Benin, a small country, located in southwest Africa, is formerly known as Dahomey, and also referred to as the “Slave Coast.” “The Door of No Return” is what one memorial is called. It is a site that sits at the end of the 2.5 mile long journey which led chained, beaten and branded slaves to ships that would take them to their “new lives” in the “new world.” The door, symbolized the end of a slave’s life in Africa. Most would never return to their homeland after being shipped off to the Americas. Surprisingly, it was the Kingdom of Dahomey who sold their own people into the slave trade. Another monument, called Zomachi, was built in 1998, to ask forgiveness for the ancestors who were involved in the slave trade. Today, it is a place where people gather for repentance and reconciliation.

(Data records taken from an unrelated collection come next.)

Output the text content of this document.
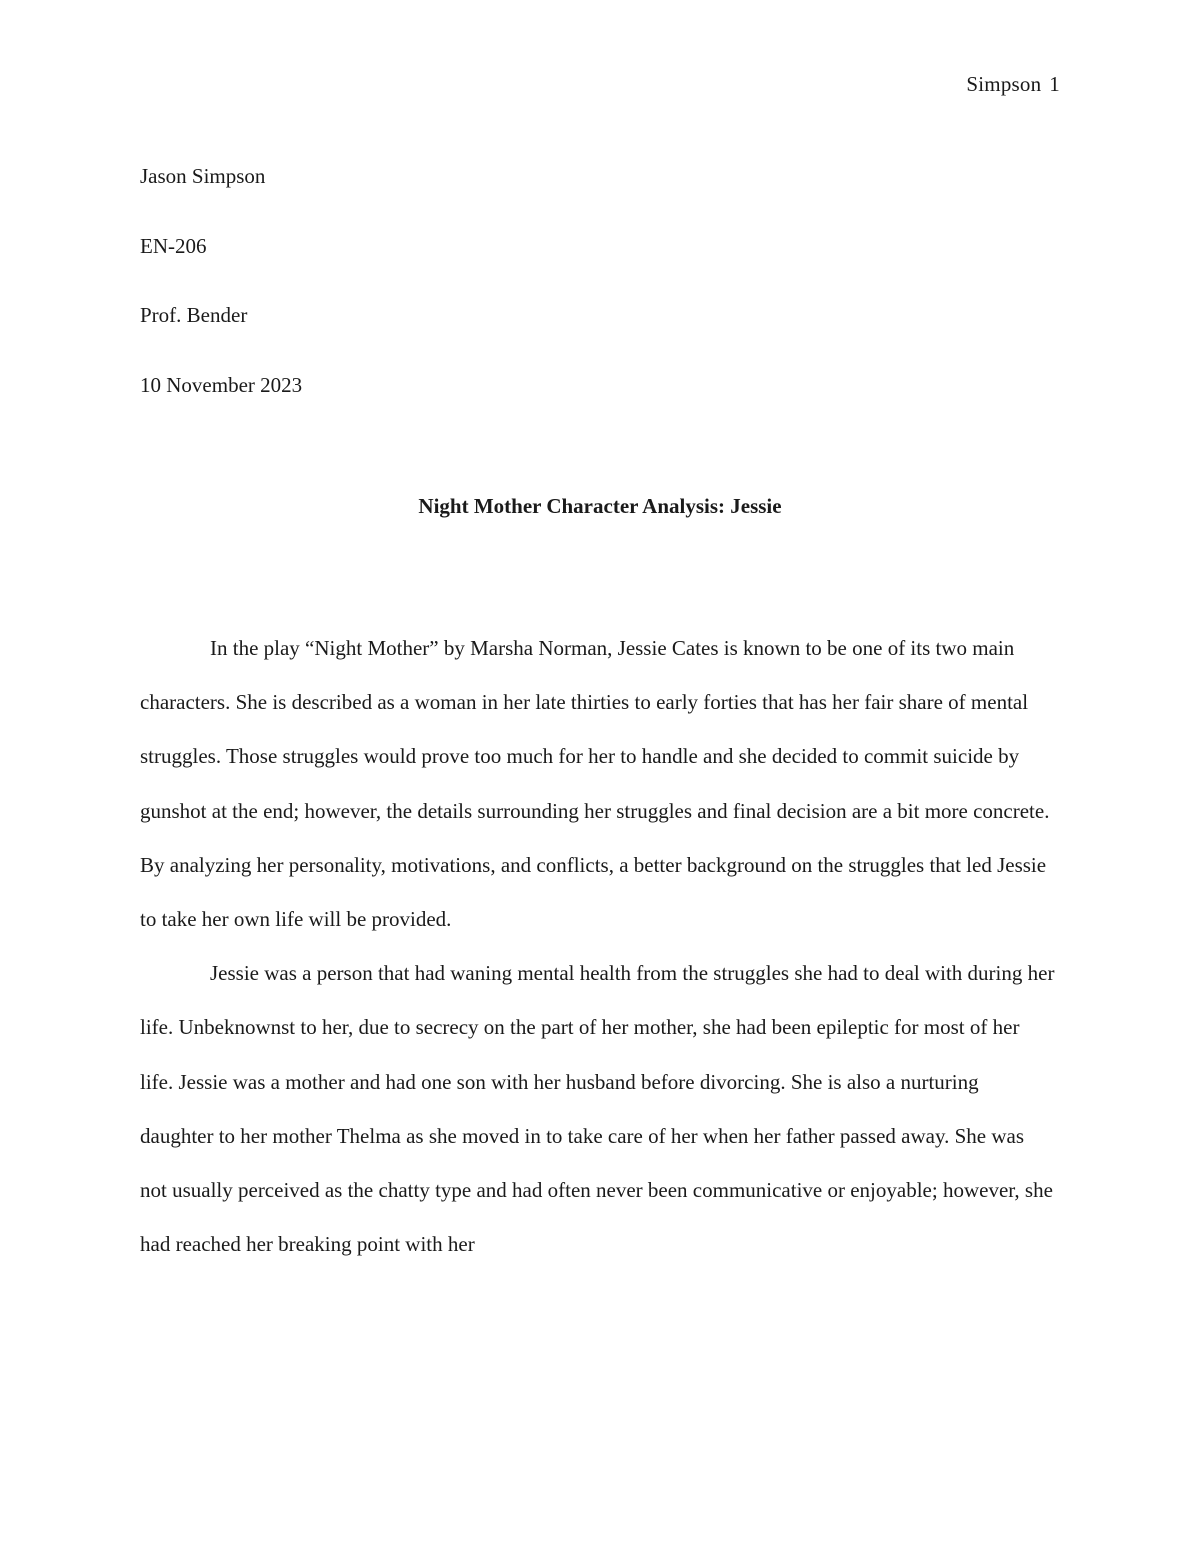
Simpson 1
Jason Simpson
EN-206
Prof. Bender
10 November 2023
Night Mother Character Analysis: Jessie

In the play “Night Mother” by Marsha Norman, Jessie Cates is known to be one of its two main characters. She is described as a woman in her late thirties to early forties that has her fair share of mental struggles. Those struggles would prove too much for her to handle and she decided to commit suicide by gunshot at the end; however, the details surrounding her struggles and final decision are a bit more concrete. By analyzing her personality, motivations, and conflicts, a better background on the struggles that led Jessie to take her own life will be provided.

Jessie was a person that had waning mental health from the struggles she had to deal with during her life. Unbeknownst to her, due to secrecy on the part of her mother, she had been epileptic for most of her life. Jessie was a mother and had one son with her husband before divorcing. She is also a nurturing daughter to her mother Thelma as she moved in to take care of her when her father passed away. She was not usually perceived as the chatty type and had often never been communicative or enjoyable; however, she had reached her breaking point with her
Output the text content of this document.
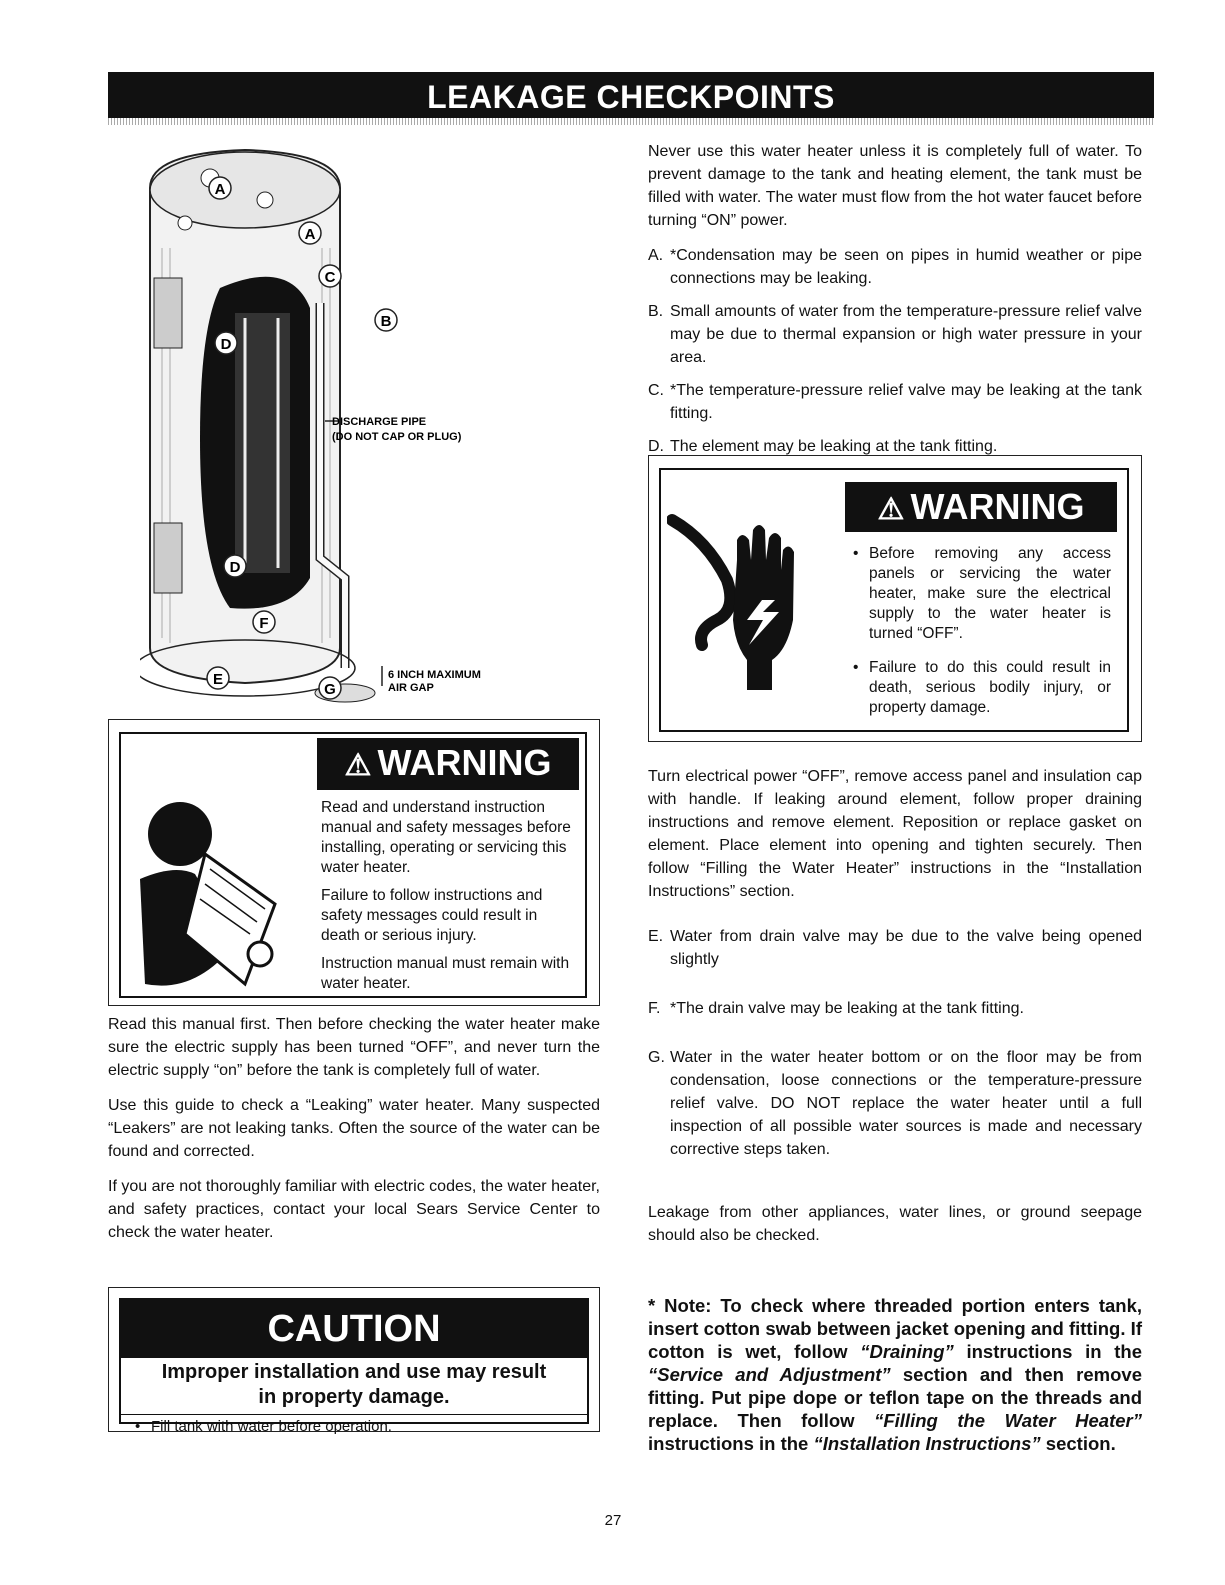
LEAKAGE CHECKPOINTS
DISCHARGE PIPE
(DO NOT CAP OR PLUG)
6 INCH MAXIMUM
AIR GAP
A
A
C
B
D
D
F
E
G
⚠ WARNING

Read and understand instruction manual and safety messages before installing, operating or servicing this water heater.

Failure to follow instructions and safety messages could result in death or serious injury.

Instruction manual must remain with water heater.

Read this manual first. Then before checking the water heater make sure the electric supply has been turned “OFF”, and never turn the electric supply “on” before the tank is completely full of water.

Use this guide to check a “Leaking” water heater. Many suspected “Leakers” are not leaking tanks. Often the source of the water can be found and corrected.

If you are not thoroughly familiar with electric codes, the water heater, and safety practices, contact your local Sears Service Center to check the water heater.

CAUTION
Improper installation and use may result
in property damage.
• Fill tank with water before operation.

Never use this water heater unless it is completely full of water. To prevent damage to the tank and heating element, the tank must be filled with water. The water must flow from the hot water faucet before turning “ON” power.

A. *Condensation may be seen on pipes in humid weather or pipe connections may be leaking.
B. Small amounts of water from the temperature-pressure relief valve may be due to thermal expansion or high water pressure in your area.
C. *The temperature-pressure relief valve may be leaking at the tank fitting.
D. The element may be leaking at the tank fitting.
⚠ WARNING
• Before removing any access panels or servicing the water heater, make sure the electrical supply to the water heater is turned “OFF”.
• Failure to do this could result in death, serious bodily injury, or property damage.

Turn electrical power “OFF”, remove access panel and insulation cap with handle. If leaking around element, follow proper draining instructions and remove element. Reposition or replace gasket on element. Place element into opening and tighten securely. Then follow “Filling the Water Heater” instructions in the “Installation Instructions” section.

E. Water from drain valve may be due to the valve being opened slightly
F. *The drain valve may be leaking at the tank fitting.
G. Water in the water heater bottom or on the floor may be from condensation, loose connections or the temperature-pressure relief valve. DO NOT replace the water heater until a full inspection of all possible water sources is made and necessary corrective steps taken.

Leakage from other appliances, water lines, or ground seepage should also be checked.

* Note: To check where threaded portion enters tank, insert cotton swab between jacket opening and fitting. If cotton is wet, follow “Draining” instructions in the “Service and Adjustment” section and then remove fitting. Put pipe dope or teflon tape on the threads and replace. Then follow “Filling the Water Heater” instructions in the “Installation Instructions” section.
27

Benin’s shape is short and thin and kind of a key shape, with the north being wider than the south. Her southern border is on the Atlantic Ocean. Her neighbors are Togo, to the west, Burkina Faso and Niger, to the north and Nigeria, to the east. Benin contains many ethnic groups considered to be indigenous. After she gained independence from France in 1960, there were coups, uprisings and instability. Benin, for a time, was ruled by a dictatorship with a Marxist-Leninist philosophy, which then collapsed in 1989. It is one of the first countries in Africa to successfully transform from a dictatorship to a pluralistic political system. Today, Benin is one of the most stable countries in Africa. She is, however, poor and relies heavily on trade with her large neighbor Nigeria and also India and China. Cotton is by far the major export of Benin and they make incredible fabrics: vibrant and colorful. They also export peanuts, cashews, palm oil and seafood products.
Many languages are spoken in Benin, French being the official language, but Fon and Yoruba are the most prevalent tribal languages. Known as the “Cradle of Voodoo,” which the locals call “Vodun” (meaning spirits,) is the official religion of Benin. But this is not what you are likely thinking. This religion is not about sticking pins in dolls and casting black magic spells to torture enemies. Their religion dates back to the thirteenth century. It is a complex system of beliefs, based on the primary belief, that one god created the world. Their god, called Mawa-Lissa (a woman,) is the master over a system of lesser gods and spirits and they do, actually, worship serpents and other animals. Nonetheless, Vodun followers peacefully coexist with Christians and Muslims. A former slave trading port, Ouidah, is the spiritual center for Vodun in Benin.
If you are a white person visiting Benin, you would likely be shouted at and called a “Yovo”. This is to get your attention so that you might wave and smile and perhaps, even talk. The Beninois are very friendly. Just don’t take a picture of them or any of their temples without permission. They believe that photography steals a piece of their soul.
The cuisine is very similar to other West African countries, with staples like maize, yam, salted fish, okra, rice, tomatoes, peppers, beans and couscous. The main source of protein is chicken and goat, but fish and seafood are also common dishes. Fruits, such as mangoes, oranges, pineapple and bananas, are abundant in the south of Benin.
So let’s eat!
We turned on the music of Benin’s superstar, Angelique Kidjo, who graced us with her homespun, rhythmic beat. We set the table with beautiful cotton fabrics in the colors of the Benin flag; red, yellow and green.
We began the meal with the bean fritters, served up just after cooking, to optimize their crispiness. The palm oil added an interesting flavor as well. Of course we only ate with our right hand, as would be customary there.
The main course was crab, with a complement of tomato, onion and peanut butter (reminiscent of the side dish we had made from Angola.) It was a wonderful fusion of flavors.
For dessert, the warm baby bananas drizzled with a delicious blood orange sauce and served over creamy vanilla ice cream, was a lovely end to our Beninese meal.
There are many proverbs in Benin, which is a way for the elders to hand down wisdom to the younger generations. Historically, the proverbs would be illustrations, rather than written words. The proverbs of the kings were shown on top of their Asen (the metal poles they carried).
I leave you this week with a few of them:
The picture: a cat eating a fish.
Meaning: Do not employ a cat to sell fish.
The picture: Two birds trying to put their heads into a small pot.
Meaning: There can only be one captain of a ship.
The picture: an egg
Meaning: your words are like an egg, once they break you cannot take them back, so think before you speak.